Dependently (dengan bersandar pada-Nya)
Kita tidak dapat mendengarkan TUHAN tanpa pimpinan dan pertolongan Roh Kudus. Kita perlu bersandar pada Roh TUHAN untuk menangkap pesan yang ingin Ia komunikasikan dengan kita. Stanley berpendapat, “As we come to God, we must come in recognition that we are totally dependent upon the Holy Spirit to teach us truth.” (p. 84). Kita harus ingat bahwa kita tidak dapat memanipulasi TUHAN. Kita harus bersandar penuh pada-Nya. Stanley menegaskan, We cannot make God tell us anything one split second before He is ready. We can fast and pray and weep and give, but that doesn’t impress Him at all. The only way is to come humbly before Him, dependent upon the abiding, effective work of the Holy Spirit within us.” (p. 84).
Openly (dengan terbuka)
Prinsip yang sangat penting adalah kita harus membuka hati kita untuk TUHAN. “To listen openly means to be willing to hear God correct us as well as comfort us, to hear God convict us as well as assure us. We may be looking for a word of comfort from God when He may have a word of correction. If we come to Him only for comfort and prosperity, only for what is soothing to the ear, then we will not always hear what God has to say.” (p. 87).

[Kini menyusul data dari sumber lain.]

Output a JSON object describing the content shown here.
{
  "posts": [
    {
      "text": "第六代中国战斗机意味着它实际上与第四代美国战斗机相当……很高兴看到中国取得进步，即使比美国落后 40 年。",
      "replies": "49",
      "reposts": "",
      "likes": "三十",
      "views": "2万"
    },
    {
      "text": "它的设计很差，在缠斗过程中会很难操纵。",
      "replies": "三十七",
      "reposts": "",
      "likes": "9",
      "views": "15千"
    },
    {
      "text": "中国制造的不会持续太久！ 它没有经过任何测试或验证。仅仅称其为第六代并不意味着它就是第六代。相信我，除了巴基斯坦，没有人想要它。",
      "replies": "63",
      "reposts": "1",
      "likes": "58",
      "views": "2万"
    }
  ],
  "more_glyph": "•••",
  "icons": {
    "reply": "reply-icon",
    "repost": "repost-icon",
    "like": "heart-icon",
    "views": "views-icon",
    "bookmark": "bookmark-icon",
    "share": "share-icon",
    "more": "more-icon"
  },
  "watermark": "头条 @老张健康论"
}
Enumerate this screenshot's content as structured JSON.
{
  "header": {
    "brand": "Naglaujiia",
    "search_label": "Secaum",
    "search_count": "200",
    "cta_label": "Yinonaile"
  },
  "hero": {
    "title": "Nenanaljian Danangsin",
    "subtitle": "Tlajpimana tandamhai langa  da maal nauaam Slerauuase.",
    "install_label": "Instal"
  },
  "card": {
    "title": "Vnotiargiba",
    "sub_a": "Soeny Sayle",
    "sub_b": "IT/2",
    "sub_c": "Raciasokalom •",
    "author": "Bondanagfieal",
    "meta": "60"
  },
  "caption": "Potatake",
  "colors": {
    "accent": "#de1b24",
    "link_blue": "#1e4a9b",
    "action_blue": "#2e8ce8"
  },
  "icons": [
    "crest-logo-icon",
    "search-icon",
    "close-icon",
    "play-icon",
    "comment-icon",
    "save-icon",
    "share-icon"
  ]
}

Attentively (dengan penuh perhatian)
“Listening to God demands our full attention. If He speaks through His Word (through His Spirit, through others, and through circumstances), then we must live every day attentively and alertly.” (p. 88)
Carefully (dengan hati-hati)
Kuasai firman TUHAN dengan baik. Sebab firman TUHAN adalah filter yang harus kita gunakan untuk membedakan apakah kita mendengarkan pikiran sendiri atau firman TUHAN. Oleh sebab itu, kita harus memasang jangkar yang sangat kuat pada firman-Nya.
Submissively (dengan ketaatan)
“We need to listen to God submissively, because sometimes when He speaks to our hearts, we will not like what we hear. When the Lord tells us something we don’t want to hear, we may not react in total obedience.” (p. 89).
Gratefully (dengan penuh rasa syukur)
“When we come to the Father, we should have a grateful attitude.” (p. 90).
Reverently (dengan penuh hormat)
“A reverent heart should be the foundation of hearing God.” (p. 92).
Mari menjalin persahabatan yang dekat dengan TUHAN! Kiranya TUHAN menolong kita!
Pastor Lan Yong Xing
Stanley, Charles F.. How to Listen to God. Thomas Nelson. Kindle Edition.